THIO has been granted an ODD from the FDA for treatment of glioblastoma, according to MAIA Biotechnology, THIO’s manufacturer.1 The ODD designation provides incentives to make drug development for rare diseases more attainable, including up to 7 years of market exclusivity and tax credits.2
THIO is a first-in-class small molecule cancer telomere-targeting agent, and data presented to the FDA demonstrated that THIO could successfully penetrated the blood brain barrier in syngeneic and humanized murine models of telomerase-expressing brain cancers.
“Treatment with THIO resulted in potent anticancer activity and significant expansion of the animal lifespan for several difficult to treat cell lines and xenograft mouse models,” said Sergei Gryaznov, PhD, chief scientific officer of MAIA Biotechnology, in a press release.1 “These results stem from THIO’s remarkable mechanism of action and its BBB penetrating property that allows for direct targeting of brain tumors in vivo and potentially in glioblastoma patients.”

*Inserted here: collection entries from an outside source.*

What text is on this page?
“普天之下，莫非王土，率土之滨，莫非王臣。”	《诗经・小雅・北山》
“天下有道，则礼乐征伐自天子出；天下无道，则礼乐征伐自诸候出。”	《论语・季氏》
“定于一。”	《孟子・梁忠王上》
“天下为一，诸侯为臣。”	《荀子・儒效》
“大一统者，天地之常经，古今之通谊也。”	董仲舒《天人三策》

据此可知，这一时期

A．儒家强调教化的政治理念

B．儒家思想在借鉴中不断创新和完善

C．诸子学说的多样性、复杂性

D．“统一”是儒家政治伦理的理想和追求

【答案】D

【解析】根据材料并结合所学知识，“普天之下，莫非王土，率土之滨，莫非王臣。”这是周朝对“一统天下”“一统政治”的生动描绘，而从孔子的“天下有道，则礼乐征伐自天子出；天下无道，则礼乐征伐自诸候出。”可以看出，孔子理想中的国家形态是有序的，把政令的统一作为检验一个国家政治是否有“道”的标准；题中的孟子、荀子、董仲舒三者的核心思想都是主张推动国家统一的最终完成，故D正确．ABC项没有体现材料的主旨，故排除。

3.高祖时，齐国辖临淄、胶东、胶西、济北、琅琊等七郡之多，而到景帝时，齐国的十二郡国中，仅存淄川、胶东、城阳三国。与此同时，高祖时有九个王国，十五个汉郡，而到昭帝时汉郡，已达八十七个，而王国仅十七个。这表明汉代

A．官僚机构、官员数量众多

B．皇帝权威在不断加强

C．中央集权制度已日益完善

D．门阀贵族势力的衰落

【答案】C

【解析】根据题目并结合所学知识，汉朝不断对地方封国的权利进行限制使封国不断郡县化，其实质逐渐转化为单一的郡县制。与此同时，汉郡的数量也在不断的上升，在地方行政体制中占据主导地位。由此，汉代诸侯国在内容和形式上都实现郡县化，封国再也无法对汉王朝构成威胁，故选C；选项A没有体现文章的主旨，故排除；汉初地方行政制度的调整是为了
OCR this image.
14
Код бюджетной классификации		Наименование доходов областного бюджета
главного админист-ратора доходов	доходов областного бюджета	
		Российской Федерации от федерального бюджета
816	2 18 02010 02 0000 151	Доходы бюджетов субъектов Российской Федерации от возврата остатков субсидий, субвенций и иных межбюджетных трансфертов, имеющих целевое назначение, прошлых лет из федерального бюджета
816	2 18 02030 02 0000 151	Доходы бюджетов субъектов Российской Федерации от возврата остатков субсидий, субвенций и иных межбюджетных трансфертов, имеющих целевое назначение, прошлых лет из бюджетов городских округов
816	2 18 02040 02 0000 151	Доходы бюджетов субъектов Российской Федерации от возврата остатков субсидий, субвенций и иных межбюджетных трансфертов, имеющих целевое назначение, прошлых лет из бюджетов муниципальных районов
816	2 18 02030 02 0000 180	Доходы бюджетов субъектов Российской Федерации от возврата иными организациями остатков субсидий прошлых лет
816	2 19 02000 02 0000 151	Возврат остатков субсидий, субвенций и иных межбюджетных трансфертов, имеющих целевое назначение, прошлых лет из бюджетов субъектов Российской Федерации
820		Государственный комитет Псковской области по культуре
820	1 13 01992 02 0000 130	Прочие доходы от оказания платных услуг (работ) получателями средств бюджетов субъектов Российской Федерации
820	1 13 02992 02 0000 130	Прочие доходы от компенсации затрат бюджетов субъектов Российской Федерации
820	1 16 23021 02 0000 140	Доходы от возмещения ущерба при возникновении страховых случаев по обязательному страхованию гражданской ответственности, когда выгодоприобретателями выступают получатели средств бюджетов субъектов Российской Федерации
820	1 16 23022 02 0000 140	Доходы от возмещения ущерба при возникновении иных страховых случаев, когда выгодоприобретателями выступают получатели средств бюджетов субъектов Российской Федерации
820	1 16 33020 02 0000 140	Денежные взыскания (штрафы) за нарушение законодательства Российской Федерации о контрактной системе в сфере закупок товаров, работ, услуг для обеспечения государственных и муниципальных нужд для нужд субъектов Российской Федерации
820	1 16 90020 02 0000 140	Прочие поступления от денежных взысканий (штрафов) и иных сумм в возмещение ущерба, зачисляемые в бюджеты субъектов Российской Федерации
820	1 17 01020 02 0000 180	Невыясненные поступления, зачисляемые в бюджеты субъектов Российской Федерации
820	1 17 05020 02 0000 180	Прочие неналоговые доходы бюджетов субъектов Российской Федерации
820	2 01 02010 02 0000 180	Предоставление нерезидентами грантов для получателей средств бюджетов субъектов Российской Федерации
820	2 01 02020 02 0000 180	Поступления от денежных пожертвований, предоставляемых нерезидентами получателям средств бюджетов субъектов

In 2022, THIO was granted ODDs for treatment of HCC and SCLC.
An ongoing phase 2, open-label, multicenter trial (NCT05208944) of THIO is enrolling and evaluating the agent in patients with advanced non–small cell lung cancer (NSCLC). The trial has an estimated enrollment of 182 patients.3
Part A is a safety lead-in group with a modified 3+3 design. Patients in this arm are being treated with a total of 180mg or 360 mg of THIO plus 350 mg of cemiplimab (Libtayo) per cycle. Patients in part B are receiving a total of 60 mg, 180 mg, or 360 mg of THIO plus 350 mg of cemiplimab per cycle. Patients in part C are receiving a total of 540 mg of THIO plus 350 mg of cemiplimab per cycle.
The primary end points are dose-limiting toxicities, treatment-emergent adverse events (AEs), serious AEs, overall response rate, and disease control rate. The secondary end points are duration of response, progression-free survival, and overall survival.
Patients with stage III or stage IV NSCLC who either progressed or relapsed after treatment with an immune checkpoint inhibitor, have an ECOG performance status of 0-1, and have adequate organ function are eligible to participate in the trial. Patients with untreated central nervous system metastases, active gastrointestinal bleeding, history of another concurrent malignancy, active infections requiring systemic therapy, or a condition requiring systemic treatment with immunosuppressive medication will be excluded from the study.
The trial has an estimated completion date of December 2024.3
“We are pleased to receive a third orphan drug designation for THIO, further highlighting FDA’s recognition of THIO’s potential in the treatment of multiple cancer indications, including rare ones such as glioblastoma,” said Vlad Vitoc, MD, chairman and chief executive office of MAIA Biotechnology, in a press release.1 “We consider this ODD an important milestone for our development strategy and for glioblastoma patients who could benefit from a potentially revolutionary therapy.”